Transcript
Kerenga Kua: It's a new project and people trying to get to understand each other. So, misunderstandings can arise and also temperaments can be affected. So, these are merely teething issues. And I think it's been substantially resolved already by a meeting last night, between Total, the department and landowners last night. So it's by the by, by now.
Johnny Blades: There was a grievance expressed by these landowners over the non-renewal of contracts for some of the companies or entities in work associated with this fledgling project. So are you saying that they're back on deck, or at least Total have agreed to look at this again?
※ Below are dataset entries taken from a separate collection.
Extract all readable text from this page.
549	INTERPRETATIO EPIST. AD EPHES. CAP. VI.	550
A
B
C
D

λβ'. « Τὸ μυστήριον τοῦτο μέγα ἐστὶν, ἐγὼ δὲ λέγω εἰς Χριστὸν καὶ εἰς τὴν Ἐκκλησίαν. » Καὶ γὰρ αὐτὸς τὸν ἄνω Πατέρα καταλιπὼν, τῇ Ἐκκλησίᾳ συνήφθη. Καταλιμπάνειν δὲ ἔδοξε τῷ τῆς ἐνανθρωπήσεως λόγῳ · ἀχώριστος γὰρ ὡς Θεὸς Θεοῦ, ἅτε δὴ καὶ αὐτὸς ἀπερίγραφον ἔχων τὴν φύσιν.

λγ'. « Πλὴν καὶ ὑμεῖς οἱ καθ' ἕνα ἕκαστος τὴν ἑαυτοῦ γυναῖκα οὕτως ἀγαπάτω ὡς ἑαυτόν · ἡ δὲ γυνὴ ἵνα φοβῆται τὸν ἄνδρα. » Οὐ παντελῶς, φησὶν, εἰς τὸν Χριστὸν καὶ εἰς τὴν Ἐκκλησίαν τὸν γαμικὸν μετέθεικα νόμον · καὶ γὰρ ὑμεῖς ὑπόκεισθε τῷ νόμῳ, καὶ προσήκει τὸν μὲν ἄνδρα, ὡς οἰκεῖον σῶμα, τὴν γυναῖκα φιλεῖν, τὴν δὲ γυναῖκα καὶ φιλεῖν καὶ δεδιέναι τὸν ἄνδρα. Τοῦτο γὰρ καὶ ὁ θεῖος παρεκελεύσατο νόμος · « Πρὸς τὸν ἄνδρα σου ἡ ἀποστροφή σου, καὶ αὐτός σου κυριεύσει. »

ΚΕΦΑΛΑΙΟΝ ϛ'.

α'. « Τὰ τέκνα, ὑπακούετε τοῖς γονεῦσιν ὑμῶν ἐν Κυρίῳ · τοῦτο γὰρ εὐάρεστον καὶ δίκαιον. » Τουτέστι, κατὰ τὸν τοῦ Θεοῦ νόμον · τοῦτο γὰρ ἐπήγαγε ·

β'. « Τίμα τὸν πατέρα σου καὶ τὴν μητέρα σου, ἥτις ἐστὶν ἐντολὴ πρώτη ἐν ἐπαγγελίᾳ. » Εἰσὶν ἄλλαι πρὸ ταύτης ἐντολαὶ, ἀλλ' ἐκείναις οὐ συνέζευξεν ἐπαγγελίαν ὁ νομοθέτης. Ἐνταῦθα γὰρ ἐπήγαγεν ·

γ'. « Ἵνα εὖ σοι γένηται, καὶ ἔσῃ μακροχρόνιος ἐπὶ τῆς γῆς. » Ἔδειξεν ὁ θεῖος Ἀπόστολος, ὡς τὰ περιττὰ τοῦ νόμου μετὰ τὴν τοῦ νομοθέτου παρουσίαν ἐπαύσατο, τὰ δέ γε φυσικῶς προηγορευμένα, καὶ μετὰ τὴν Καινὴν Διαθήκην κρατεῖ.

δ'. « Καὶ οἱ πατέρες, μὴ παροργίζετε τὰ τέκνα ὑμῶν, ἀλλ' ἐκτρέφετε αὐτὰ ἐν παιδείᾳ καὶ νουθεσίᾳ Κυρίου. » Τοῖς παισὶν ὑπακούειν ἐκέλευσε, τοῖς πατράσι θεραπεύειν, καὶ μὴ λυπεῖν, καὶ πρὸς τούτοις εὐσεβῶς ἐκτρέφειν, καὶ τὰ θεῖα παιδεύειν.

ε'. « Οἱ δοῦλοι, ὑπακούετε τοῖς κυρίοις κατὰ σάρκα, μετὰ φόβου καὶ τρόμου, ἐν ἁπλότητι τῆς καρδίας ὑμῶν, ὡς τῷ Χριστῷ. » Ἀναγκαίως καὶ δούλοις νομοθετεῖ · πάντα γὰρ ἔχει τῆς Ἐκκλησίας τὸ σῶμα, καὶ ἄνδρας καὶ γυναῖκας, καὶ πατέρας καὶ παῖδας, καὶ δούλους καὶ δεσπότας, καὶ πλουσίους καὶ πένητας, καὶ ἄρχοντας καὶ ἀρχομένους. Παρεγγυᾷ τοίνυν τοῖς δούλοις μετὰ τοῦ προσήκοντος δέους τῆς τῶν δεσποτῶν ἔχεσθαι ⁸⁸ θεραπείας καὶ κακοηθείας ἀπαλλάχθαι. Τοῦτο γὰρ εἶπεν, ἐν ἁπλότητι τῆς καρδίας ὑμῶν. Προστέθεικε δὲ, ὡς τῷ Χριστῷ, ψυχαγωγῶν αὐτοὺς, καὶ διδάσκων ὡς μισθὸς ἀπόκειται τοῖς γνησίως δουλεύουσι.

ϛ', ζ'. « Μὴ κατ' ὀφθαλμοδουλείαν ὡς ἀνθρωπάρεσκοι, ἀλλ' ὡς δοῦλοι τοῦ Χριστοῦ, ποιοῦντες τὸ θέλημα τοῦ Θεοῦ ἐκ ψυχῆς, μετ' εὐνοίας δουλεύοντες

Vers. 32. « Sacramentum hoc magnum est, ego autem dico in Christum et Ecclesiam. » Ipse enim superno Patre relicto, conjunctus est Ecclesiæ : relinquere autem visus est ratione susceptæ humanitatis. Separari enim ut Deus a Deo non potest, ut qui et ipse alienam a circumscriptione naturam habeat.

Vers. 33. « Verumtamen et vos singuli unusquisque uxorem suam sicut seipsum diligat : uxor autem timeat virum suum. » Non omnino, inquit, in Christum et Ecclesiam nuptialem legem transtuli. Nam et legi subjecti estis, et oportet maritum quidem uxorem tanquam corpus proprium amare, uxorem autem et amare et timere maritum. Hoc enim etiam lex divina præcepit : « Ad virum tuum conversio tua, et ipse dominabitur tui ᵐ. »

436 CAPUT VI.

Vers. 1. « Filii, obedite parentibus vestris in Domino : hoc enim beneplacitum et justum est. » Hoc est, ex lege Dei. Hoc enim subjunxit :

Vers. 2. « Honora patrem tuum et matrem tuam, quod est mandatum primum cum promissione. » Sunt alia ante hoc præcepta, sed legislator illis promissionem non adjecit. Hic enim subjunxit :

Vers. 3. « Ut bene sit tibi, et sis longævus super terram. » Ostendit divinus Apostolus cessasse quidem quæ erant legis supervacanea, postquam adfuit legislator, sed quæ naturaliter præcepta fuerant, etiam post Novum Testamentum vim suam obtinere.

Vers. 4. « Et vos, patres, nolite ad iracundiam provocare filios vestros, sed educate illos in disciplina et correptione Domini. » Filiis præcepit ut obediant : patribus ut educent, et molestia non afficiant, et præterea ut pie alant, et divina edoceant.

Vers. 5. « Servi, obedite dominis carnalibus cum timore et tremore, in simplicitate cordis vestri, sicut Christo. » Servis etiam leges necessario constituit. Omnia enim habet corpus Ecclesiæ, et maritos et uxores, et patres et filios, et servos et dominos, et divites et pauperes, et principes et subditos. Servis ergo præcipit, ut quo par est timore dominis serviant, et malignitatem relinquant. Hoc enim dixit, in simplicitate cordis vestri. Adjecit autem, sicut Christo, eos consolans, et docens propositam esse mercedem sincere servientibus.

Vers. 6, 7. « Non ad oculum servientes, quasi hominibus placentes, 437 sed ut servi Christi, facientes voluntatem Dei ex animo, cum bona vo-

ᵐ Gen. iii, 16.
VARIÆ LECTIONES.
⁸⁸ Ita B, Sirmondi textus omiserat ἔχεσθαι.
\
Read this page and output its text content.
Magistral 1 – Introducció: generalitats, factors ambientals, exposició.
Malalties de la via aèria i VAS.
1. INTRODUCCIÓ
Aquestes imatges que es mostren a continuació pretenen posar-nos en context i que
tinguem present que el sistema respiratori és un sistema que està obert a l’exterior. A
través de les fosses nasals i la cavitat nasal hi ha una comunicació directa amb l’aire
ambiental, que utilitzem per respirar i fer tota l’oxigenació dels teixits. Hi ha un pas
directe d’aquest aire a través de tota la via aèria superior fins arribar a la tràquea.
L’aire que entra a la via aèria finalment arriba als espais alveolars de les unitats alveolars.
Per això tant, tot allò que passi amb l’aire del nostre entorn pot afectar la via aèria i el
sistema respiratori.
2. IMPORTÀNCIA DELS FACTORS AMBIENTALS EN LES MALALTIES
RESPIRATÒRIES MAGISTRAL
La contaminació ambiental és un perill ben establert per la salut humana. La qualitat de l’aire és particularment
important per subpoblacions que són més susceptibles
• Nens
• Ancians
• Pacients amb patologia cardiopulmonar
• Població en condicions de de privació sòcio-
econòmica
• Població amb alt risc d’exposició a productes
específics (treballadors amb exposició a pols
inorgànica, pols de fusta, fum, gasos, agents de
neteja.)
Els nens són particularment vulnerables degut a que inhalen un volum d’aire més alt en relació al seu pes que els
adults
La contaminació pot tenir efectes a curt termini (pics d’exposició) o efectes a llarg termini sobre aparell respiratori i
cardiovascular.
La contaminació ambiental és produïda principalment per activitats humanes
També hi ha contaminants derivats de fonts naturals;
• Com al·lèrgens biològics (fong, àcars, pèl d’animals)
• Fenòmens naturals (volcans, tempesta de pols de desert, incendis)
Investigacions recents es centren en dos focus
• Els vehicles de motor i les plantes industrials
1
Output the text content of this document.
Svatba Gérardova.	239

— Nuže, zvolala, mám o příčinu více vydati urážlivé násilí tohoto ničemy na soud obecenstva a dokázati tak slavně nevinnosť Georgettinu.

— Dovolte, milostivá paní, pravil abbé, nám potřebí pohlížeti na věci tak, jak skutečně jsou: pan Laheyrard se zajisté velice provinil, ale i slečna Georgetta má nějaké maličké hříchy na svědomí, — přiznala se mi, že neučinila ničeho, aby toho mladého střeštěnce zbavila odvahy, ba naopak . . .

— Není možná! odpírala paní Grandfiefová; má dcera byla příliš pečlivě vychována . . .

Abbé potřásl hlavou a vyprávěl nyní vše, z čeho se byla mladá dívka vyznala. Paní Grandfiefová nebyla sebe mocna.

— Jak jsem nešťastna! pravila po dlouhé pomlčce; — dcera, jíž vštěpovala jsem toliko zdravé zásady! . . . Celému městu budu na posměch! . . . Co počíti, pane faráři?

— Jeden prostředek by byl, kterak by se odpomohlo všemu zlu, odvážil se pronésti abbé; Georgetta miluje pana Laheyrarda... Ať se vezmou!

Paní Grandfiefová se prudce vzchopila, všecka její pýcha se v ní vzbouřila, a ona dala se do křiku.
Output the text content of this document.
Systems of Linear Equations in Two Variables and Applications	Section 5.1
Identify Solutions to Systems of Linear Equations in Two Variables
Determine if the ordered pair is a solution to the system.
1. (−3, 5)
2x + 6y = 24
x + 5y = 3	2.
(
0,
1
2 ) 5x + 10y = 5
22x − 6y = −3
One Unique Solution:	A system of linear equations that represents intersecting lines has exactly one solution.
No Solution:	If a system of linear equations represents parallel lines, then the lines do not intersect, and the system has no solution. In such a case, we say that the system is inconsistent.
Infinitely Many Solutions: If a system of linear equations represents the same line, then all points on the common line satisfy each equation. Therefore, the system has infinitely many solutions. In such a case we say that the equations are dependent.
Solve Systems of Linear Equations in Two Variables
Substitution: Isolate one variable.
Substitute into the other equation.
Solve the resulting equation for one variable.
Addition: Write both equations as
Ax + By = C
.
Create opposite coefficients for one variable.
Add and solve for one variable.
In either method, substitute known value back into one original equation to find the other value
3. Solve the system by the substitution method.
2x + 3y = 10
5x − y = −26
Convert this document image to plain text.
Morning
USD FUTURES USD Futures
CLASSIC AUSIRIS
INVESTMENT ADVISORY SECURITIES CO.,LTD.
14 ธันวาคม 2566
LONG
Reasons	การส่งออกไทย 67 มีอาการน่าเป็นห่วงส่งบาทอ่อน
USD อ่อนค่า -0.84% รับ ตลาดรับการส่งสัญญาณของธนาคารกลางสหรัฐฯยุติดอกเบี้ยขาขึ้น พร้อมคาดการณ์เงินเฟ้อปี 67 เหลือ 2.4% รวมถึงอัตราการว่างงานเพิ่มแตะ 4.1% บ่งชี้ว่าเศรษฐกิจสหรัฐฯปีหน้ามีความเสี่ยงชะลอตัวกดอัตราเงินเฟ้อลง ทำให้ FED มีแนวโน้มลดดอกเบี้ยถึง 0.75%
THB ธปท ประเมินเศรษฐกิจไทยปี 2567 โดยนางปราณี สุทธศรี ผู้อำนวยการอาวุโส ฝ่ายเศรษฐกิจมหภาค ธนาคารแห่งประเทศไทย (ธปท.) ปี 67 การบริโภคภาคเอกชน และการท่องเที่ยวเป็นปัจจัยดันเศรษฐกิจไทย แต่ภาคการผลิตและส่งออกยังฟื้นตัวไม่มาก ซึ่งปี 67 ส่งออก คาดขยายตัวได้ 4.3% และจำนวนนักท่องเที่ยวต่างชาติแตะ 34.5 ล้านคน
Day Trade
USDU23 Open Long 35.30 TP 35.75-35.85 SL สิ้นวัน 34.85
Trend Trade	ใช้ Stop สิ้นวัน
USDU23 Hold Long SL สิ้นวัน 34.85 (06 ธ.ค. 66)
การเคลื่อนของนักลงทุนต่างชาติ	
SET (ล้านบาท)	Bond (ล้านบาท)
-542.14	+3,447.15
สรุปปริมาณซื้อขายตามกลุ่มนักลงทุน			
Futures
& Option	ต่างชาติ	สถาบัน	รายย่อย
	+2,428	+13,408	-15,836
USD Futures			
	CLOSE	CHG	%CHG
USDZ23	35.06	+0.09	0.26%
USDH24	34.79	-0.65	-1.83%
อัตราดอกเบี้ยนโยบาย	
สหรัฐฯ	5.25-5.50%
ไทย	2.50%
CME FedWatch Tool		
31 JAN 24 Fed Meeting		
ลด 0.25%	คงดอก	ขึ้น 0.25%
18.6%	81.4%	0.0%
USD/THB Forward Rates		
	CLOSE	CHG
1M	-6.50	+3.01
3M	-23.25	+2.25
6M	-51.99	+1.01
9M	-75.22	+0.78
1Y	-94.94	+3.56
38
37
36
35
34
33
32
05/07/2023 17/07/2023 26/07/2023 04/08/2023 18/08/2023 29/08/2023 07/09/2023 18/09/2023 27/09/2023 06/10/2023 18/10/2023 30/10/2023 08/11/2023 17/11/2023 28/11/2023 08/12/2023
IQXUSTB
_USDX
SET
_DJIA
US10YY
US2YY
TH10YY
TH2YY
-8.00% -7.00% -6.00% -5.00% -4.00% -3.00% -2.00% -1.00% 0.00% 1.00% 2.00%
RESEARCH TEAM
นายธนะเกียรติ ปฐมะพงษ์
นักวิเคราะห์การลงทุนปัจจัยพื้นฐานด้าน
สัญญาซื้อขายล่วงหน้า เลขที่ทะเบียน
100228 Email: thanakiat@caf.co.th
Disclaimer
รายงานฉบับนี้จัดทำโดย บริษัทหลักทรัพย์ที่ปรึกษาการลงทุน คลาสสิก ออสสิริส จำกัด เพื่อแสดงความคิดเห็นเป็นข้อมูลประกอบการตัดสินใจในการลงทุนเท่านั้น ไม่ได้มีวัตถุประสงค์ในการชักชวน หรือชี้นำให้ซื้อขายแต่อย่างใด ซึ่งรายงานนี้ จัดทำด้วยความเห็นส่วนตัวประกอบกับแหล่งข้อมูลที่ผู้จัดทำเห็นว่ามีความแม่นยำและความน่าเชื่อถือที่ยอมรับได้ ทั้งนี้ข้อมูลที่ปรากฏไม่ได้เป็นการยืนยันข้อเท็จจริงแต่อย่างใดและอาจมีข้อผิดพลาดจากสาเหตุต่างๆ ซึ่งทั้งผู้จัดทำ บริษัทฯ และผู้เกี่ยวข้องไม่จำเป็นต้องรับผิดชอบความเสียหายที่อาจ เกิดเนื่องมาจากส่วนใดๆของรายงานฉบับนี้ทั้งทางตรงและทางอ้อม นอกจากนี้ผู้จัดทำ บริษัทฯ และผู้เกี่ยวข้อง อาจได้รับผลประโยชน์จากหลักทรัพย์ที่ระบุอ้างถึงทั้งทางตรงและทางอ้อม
KK: Well, it's important always for people to talk between themselves and... I must express my concern that the landowners resorted to the extreme course of action available to them pretty quickly, without firstly exhausting all avenues of talking with Total. As leaders of that community, they needed to be wary of the words they use and the actions they take, because the project is going to be there for the long term and everybody will benefit out of it, and the first line of people to benefit from that will be the local people themselves. For that reason they needed to develop a culture of tolerance and dialogue, so resorting to threats in terms of shutting down and talking about a Bougainville-type issue and all this is very unhealthy. Total have made some decisions, those are business decisions that have to be made during the preparatory stages because the actual determination of who the landowners are is a process that would have to take place in accordance with the Oil and Gas Act. At this stage my message to everybody is this: we need to understand that there is a very clear difference between being a landowner in fact and being a landowner in law for the purposes of the Oil and Gas Act. Now, the landowners themselves know as a matter of faith who the landowners are, they themselves know it, and they organise themselves into groups and try to get spin-off businesses, etc. However, for the purpose of being determined landowner for the purposes of Oil and Gas Act, there's a process that must be completed, and that process is still ongoing.
JB: And that will be sorted in due course?
KK: In due course, when I sign off on what they call the landowner determination, then that becomes the landowners in law and in fact, for the purposes of Oil and Gas benefits flow.
JB: Because of the example of the first big LNG project up in the Highlands, do you think these Gulf province communities, landowner communities, have good reason to worry? You know, they've seen how the Hela and Southern Highlands communities have not had the benefits that were promised them, and perhaps that's why they're concerned, so they're just trying to get things moving?
KK: Yeah, from the outside, it's difficult to see what things the landowners have received and what things they have not received. And I had the same issue before I was Minister for Petroleum. But what I have seen now coming in is that the scenario is this: the state is substantially up to date in honouring its commitments. And I thought differently, I thought completely differently. And I used to push that barrel on behalf of the landowners before. And I still do in the residual areas that remain to be attended to. But what I've noticed is that the state and the developers in particular substantially complied with their obligations to pass the benefits on to the landowners. Where the issues are, are where, for example, the landowners themselves have differences amongst themselves, then they take the matter to court and the court then issues that an injunction to freeze disbursement of entitlements to the landowner until those court proceedings completed. That's one area.